Captain Herschel thought for a moment. Then he seized the megaphone. "Thirteen-ten!" he shouted. "Make

ready!"

It took interminable minutes for the Bouvet to get to the position the captain had selected. In the emplacements the gunners were once more training their eyes on the sights. The crews had stepped aside.

The blue-gray battle monster was now nearing the zenith of her course. She was showing full broadside. It was one fifty-seven o'clock.

"Fire!" rang the terse command from Captain Herschel's megaphone.

Four shafts of flame issued from behind the parapet and four shells sped toward the Bouvet with the shrieks of demons. One of them raised a huge waterspout near the stern of the vessel

then a red sheaf of sparks leaped up and disappeared almost instantly as the particles of steel cooled. The next instant a tremendous column of smoke, steam, and water rose from the body of the ship. A second later she showed a heavy list.

More shells were being rammed into the guns of Fort Anadolu Hamidieh. The Bouvet was no longer moving. She was beginning to settle by the bow.

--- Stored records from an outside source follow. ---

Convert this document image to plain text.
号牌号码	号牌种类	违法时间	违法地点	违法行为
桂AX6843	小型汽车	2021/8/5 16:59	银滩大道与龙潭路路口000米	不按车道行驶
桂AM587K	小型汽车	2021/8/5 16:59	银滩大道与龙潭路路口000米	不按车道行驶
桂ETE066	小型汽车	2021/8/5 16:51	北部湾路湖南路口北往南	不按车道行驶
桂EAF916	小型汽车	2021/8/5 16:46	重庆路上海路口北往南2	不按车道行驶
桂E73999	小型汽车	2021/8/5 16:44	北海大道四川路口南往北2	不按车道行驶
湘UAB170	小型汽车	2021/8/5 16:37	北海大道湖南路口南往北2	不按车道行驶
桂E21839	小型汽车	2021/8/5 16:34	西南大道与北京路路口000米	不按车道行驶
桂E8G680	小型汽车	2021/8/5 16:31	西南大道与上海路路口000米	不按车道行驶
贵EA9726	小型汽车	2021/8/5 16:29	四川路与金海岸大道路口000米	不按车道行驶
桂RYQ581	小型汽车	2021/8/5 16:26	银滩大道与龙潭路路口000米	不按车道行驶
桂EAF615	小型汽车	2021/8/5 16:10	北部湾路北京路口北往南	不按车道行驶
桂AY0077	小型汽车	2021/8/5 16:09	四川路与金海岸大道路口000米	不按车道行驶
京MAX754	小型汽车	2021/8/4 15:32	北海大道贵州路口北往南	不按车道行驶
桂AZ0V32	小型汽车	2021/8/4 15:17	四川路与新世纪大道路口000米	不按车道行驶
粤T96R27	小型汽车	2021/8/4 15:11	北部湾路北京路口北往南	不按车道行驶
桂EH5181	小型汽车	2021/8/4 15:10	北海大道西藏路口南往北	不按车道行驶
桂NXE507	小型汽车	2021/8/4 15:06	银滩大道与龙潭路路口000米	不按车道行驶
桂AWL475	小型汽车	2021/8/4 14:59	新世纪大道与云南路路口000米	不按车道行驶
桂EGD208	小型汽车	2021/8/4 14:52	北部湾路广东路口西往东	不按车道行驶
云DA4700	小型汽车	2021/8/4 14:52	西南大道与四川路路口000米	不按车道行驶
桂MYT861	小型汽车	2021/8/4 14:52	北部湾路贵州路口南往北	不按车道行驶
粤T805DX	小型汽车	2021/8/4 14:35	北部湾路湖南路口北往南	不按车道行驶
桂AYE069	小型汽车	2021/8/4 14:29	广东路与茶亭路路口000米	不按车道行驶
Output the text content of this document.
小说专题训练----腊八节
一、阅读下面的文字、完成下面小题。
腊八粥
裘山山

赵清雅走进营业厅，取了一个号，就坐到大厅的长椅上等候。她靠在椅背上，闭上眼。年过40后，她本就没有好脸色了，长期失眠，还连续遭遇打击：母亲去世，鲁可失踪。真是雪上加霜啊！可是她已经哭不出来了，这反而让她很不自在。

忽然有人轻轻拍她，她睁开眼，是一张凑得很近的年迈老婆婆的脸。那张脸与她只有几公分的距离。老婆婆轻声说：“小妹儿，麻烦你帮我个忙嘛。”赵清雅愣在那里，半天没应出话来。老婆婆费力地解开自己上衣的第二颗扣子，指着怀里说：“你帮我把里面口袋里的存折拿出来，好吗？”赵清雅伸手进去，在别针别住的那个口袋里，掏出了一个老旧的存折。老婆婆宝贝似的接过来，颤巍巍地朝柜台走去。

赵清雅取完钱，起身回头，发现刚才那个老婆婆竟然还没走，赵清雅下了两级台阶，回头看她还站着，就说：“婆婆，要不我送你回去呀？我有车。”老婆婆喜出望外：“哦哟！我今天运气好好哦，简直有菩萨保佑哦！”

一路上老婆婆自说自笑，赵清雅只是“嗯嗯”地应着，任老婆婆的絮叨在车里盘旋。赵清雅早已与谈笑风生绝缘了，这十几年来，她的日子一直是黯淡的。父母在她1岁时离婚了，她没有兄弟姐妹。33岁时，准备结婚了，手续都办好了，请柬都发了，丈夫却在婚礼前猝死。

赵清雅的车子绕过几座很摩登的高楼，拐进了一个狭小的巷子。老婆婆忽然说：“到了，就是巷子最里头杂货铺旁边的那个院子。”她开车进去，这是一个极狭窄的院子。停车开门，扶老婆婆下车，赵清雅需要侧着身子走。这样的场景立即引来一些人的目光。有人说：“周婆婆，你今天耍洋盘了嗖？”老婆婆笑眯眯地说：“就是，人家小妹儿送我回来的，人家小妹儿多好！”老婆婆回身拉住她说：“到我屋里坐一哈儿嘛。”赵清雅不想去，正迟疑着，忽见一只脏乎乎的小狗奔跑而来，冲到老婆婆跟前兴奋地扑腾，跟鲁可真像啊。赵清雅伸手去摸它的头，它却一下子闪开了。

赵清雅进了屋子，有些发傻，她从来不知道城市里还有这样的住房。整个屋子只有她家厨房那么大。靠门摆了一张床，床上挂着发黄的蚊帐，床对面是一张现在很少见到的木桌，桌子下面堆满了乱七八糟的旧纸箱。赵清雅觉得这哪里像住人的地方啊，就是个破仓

Four more shells sped toward her from Fort Hamidieh. Another hit. A little more wallowing, then a lurch to the side and the Bouvet disappeared under the surface of the strait at exactly two o'clock by my watch.

There was a lull as men everywhere jumped upon parapets and traverses to see the first of the day's victims go down. And then a mighty chorus of hurrahs sped over the waters of the Dardanelles and reverberated in the hills.